Police and KMC officials said Tuesday’s “anti-encroachment drive” on the pavement outside Yogajog Bhavan on CR Avenue was a part of regular drives across the city.
Eight persons who had set up shelters on the pavement were picked up in police vehicles and taken to a KMC-run shelter for the homeless at Latafat Hussain Road in Beleghata.
“We have several shelters for the homeless. There are over 900 beds in these shelters, which means as many adults can be accommodated in these shelters.

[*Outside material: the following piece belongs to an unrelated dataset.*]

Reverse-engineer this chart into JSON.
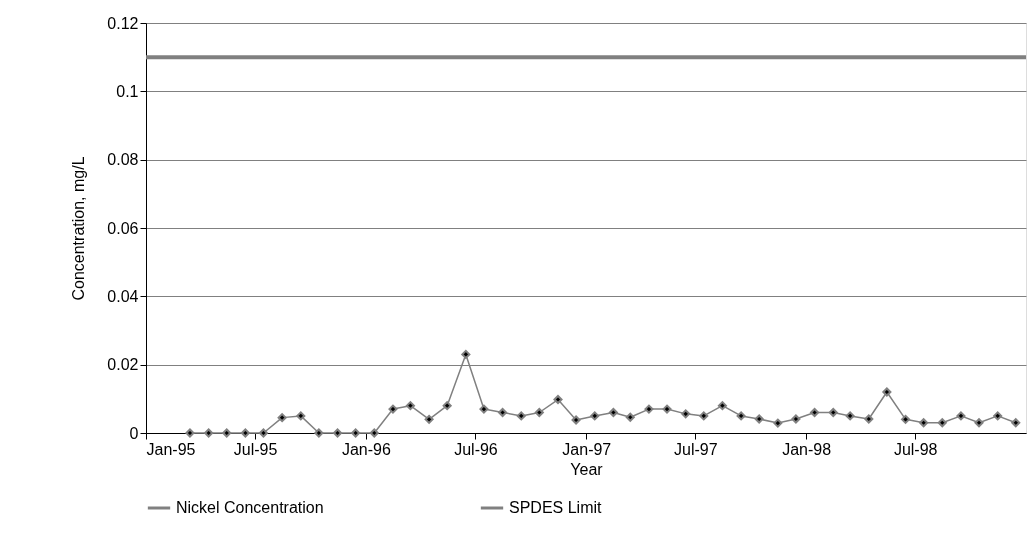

Over 100 beds are lying vacant,” said the official.
The official said in his experience many of the evicted people refuse to stay in the shelters and leave those.
Street dwellers in Ballygunge, where a similar anti-encroachment drive was conducted, had earlier told this newspaper that their livelihood as waste pickers or domestic helps revolves around the area where they live and if the government offered them a shelter several kilometers away, it was not possible for them to shift.

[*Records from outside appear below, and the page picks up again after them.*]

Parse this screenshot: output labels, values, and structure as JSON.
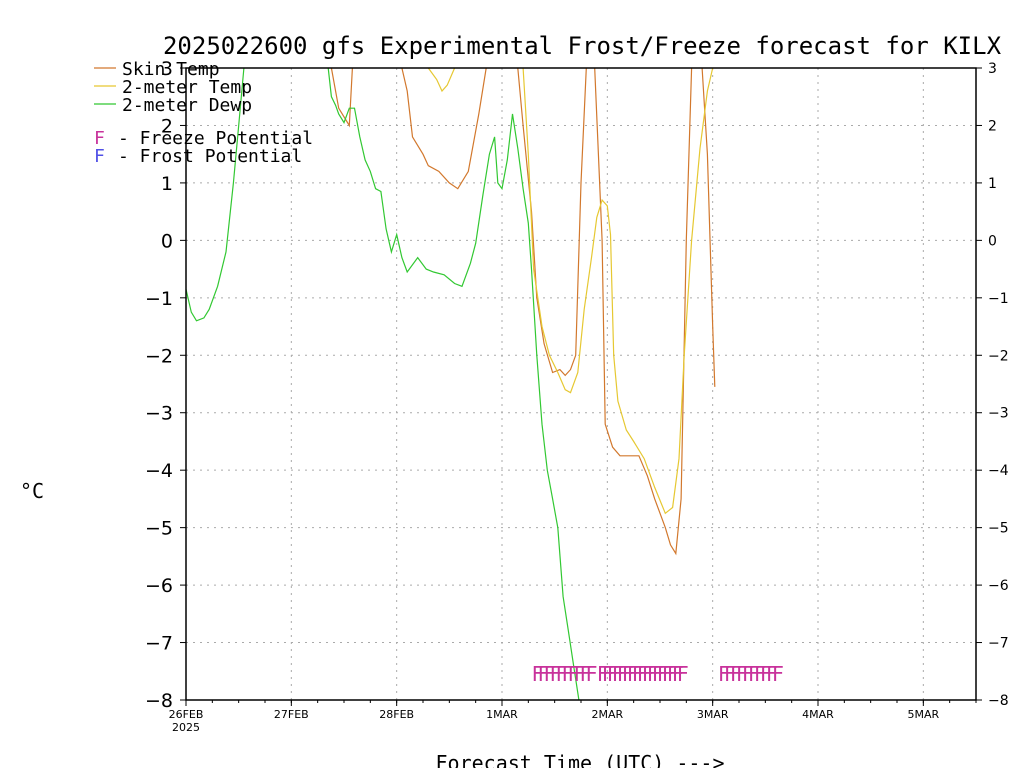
{
  "chart_data": {
    "type": "line",
    "title": "2025022600 gfs Experimental Frost/Freeze forecast for KILX",
    "xlabel": "Forecast Time (UTC) --->",
    "ylabel": "°C",
    "ylim": [
      -8,
      3
    ],
    "yticks": [
      3,
      2,
      1,
      0,
      -1,
      -2,
      -3,
      -4,
      -5,
      -6,
      -7,
      -8
    ],
    "ytick_labels": [
      "3",
      "2",
      "1",
      "0",
      "−1",
      "−2",
      "−3",
      "−4",
      "−5",
      "−6",
      "−7",
      "−8"
    ],
    "x_unit": "days since 26FEB 00Z",
    "xlim": [
      0,
      7.5
    ],
    "xticks": [
      {
        "x": 0,
        "label": "26FEB",
        "sub": "2025"
      },
      {
        "x": 1,
        "label": "27FEB",
        "sub": ""
      },
      {
        "x": 2,
        "label": "28FEB",
        "sub": ""
      },
      {
        "x": 3,
        "label": "1MAR",
        "sub": ""
      },
      {
        "x": 4,
        "label": "2MAR",
        "sub": ""
      },
      {
        "x": 5,
        "label": "3MAR",
        "sub": ""
      },
      {
        "x": 6,
        "label": "4MAR",
        "sub": ""
      },
      {
        "x": 7,
        "label": "5MAR",
        "sub": ""
      }
    ],
    "grid": true,
    "legend": {
      "position": "top-left",
      "series_entries": [
        "Skin Temp",
        "2-meter Temp",
        "2-meter Dewp"
      ],
      "marker_entries": [
        {
          "glyph": "F",
          "text": "- Freeze Potential",
          "color": "#c8329b"
        },
        {
          "glyph": "F",
          "text": "- Frost Potential",
          "color": "#5050e6"
        }
      ]
    },
    "series": [
      {
        "name": "Skin Temp",
        "color": "#d2782d",
        "segments": [
          [
            [
              1.38,
              3.0
            ],
            [
              1.45,
              2.3
            ],
            [
              1.55,
              2.0
            ],
            [
              1.58,
              3.0
            ]
          ],
          [
            [
              2.05,
              3.0
            ],
            [
              2.1,
              2.6
            ],
            [
              2.15,
              1.8
            ],
            [
              2.25,
              1.5
            ],
            [
              2.3,
              1.3
            ],
            [
              2.4,
              1.2
            ],
            [
              2.5,
              1.0
            ],
            [
              2.58,
              0.9
            ],
            [
              2.68,
              1.2
            ],
            [
              2.78,
              2.2
            ],
            [
              2.85,
              3.0
            ]
          ],
          [
            [
              3.15,
              3.0
            ],
            [
              3.2,
              2.0
            ],
            [
              3.28,
              0.5
            ],
            [
              3.33,
              -1.0
            ],
            [
              3.4,
              -1.8
            ],
            [
              3.48,
              -2.3
            ],
            [
              3.55,
              -2.25
            ],
            [
              3.6,
              -2.35
            ],
            [
              3.65,
              -2.25
            ],
            [
              3.7,
              -2.0
            ],
            [
              3.75,
              1.0
            ],
            [
              3.8,
              3.0
            ]
          ],
          [
            [
              3.88,
              3.0
            ],
            [
              3.95,
              0.0
            ],
            [
              3.98,
              -3.2
            ],
            [
              4.05,
              -3.6
            ],
            [
              4.12,
              -3.75
            ],
            [
              4.2,
              -3.75
            ],
            [
              4.3,
              -3.75
            ],
            [
              4.38,
              -4.1
            ],
            [
              4.45,
              -4.5
            ],
            [
              4.55,
              -5.0
            ],
            [
              4.6,
              -5.3
            ],
            [
              4.65,
              -5.45
            ],
            [
              4.7,
              -4.5
            ],
            [
              4.75,
              0.0
            ],
            [
              4.8,
              3.0
            ]
          ],
          [
            [
              4.9,
              3.0
            ],
            [
              4.95,
              1.5
            ],
            [
              5.0,
              -1.5
            ],
            [
              5.02,
              -2.55
            ]
          ]
        ]
      },
      {
        "name": "2-meter Temp",
        "color": "#e6c832",
        "segments": [
          [
            [
              2.3,
              3.0
            ],
            [
              2.38,
              2.8
            ],
            [
              2.43,
              2.6
            ],
            [
              2.48,
              2.7
            ],
            [
              2.55,
              3.0
            ]
          ],
          [
            [
              3.2,
              3.0
            ],
            [
              3.25,
              1.5
            ],
            [
              3.3,
              -0.5
            ],
            [
              3.38,
              -1.5
            ],
            [
              3.45,
              -2.0
            ],
            [
              3.53,
              -2.3
            ],
            [
              3.6,
              -2.6
            ],
            [
              3.65,
              -2.65
            ],
            [
              3.72,
              -2.3
            ],
            [
              3.78,
              -1.2
            ],
            [
              3.85,
              -0.3
            ],
            [
              3.9,
              0.4
            ],
            [
              3.95,
              0.7
            ],
            [
              4.0,
              0.6
            ],
            [
              4.03,
              0.1
            ],
            [
              4.06,
              -2.0
            ],
            [
              4.1,
              -2.8
            ],
            [
              4.18,
              -3.3
            ],
            [
              4.25,
              -3.5
            ],
            [
              4.35,
              -3.8
            ],
            [
              4.45,
              -4.3
            ],
            [
              4.55,
              -4.75
            ],
            [
              4.62,
              -4.65
            ],
            [
              4.68,
              -3.8
            ],
            [
              4.73,
              -2.0
            ],
            [
              4.8,
              0.0
            ],
            [
              4.88,
              1.6
            ],
            [
              4.95,
              2.6
            ],
            [
              5.0,
              3.0
            ]
          ]
        ]
      },
      {
        "name": "2-meter Dewp",
        "color": "#32c832",
        "segments": [
          [
            [
              0.0,
              -0.85
            ],
            [
              0.05,
              -1.25
            ],
            [
              0.1,
              -1.4
            ],
            [
              0.17,
              -1.35
            ],
            [
              0.22,
              -1.2
            ],
            [
              0.3,
              -0.8
            ],
            [
              0.38,
              -0.2
            ],
            [
              0.45,
              1.0
            ],
            [
              0.5,
              2.0
            ],
            [
              0.55,
              3.0
            ]
          ],
          [
            [
              1.35,
              3.0
            ],
            [
              1.38,
              2.5
            ],
            [
              1.42,
              2.35
            ],
            [
              1.45,
              2.2
            ],
            [
              1.5,
              2.05
            ],
            [
              1.55,
              2.3
            ],
            [
              1.6,
              2.3
            ],
            [
              1.65,
              1.8
            ],
            [
              1.7,
              1.4
            ],
            [
              1.75,
              1.2
            ],
            [
              1.8,
              0.9
            ],
            [
              1.85,
              0.85
            ],
            [
              1.9,
              0.2
            ],
            [
              1.95,
              -0.2
            ],
            [
              2.0,
              0.1
            ],
            [
              2.05,
              -0.3
            ],
            [
              2.1,
              -0.55
            ],
            [
              2.2,
              -0.3
            ],
            [
              2.28,
              -0.5
            ],
            [
              2.35,
              -0.55
            ],
            [
              2.45,
              -0.6
            ],
            [
              2.55,
              -0.75
            ],
            [
              2.62,
              -0.8
            ],
            [
              2.7,
              -0.4
            ],
            [
              2.75,
              -0.05
            ],
            [
              2.82,
              0.8
            ],
            [
              2.88,
              1.5
            ],
            [
              2.93,
              1.8
            ],
            [
              2.96,
              1.0
            ],
            [
              3.0,
              0.9
            ],
            [
              3.05,
              1.4
            ],
            [
              3.1,
              2.2
            ],
            [
              3.15,
              1.6
            ],
            [
              3.2,
              0.9
            ],
            [
              3.25,
              0.3
            ],
            [
              3.28,
              -0.5
            ],
            [
              3.33,
              -2.0
            ],
            [
              3.38,
              -3.2
            ],
            [
              3.43,
              -4.0
            ],
            [
              3.48,
              -4.5
            ],
            [
              3.53,
              -5.0
            ],
            [
              3.58,
              -6.2
            ],
            [
              3.63,
              -6.8
            ],
            [
              3.68,
              -7.4
            ],
            [
              3.73,
              -8.0
            ]
          ]
        ]
      }
    ],
    "markers": [
      {
        "glyph": "F",
        "type": "Freeze Potential",
        "color": "#c8329b",
        "x_range": [
          3.28,
          3.8
        ],
        "y": -7.55
      },
      {
        "glyph": "F",
        "type": "Freeze Potential",
        "color": "#c8329b",
        "x_range": [
          3.9,
          4.66
        ],
        "y": -7.55
      },
      {
        "glyph": "F",
        "type": "Freeze Potential",
        "color": "#c8329b",
        "x_range": [
          5.05,
          5.6
        ],
        "y": -7.55
      }
    ]
  }
}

An officer of Bowbazar police station told Metro that besides the hutments, several small pieces of wood, plastic sheets and some garments were seized from the stretch.
“The entry and exit to Yogayog Bhavan on Chittaranjan Avenue (the regional headquarters of India Post) had shrunk because of the people encroaching the footpath,” said the officer.
A civic body official said India Post had written to both the KMC and the police, requesting that the stretch of the footpath be cleared. “The drive was conducted after we received a request from India Post,” said the official.
The cleared pavement also meant that pedestrians could now walk on the footpath instead of coming down on the busy CR Avenue.
While the police and KMC cleared the footpath along CR Avenue, New Market presented a different story. Hawkers had again set up stalls on the road, violating rules framed by the state government.
A walk through New Market on Tuesday afternoon showed that several stalls had been set up on Bertram Street and a few on Humayun Place.
The street vending rules framed by the state government and notified in 2018 prohibited hawkers from setting up stalls on roads. The rules said hawkers can set up stalls within one-third of the width of a pavement. The rest of the sidewalk has to be kept free for pedestrians. It also barred hawkers from using tarpaulins or flammable substances in the stalls.
Recently, feuds over setting up stalls on the roads have led to clashes between hawkers.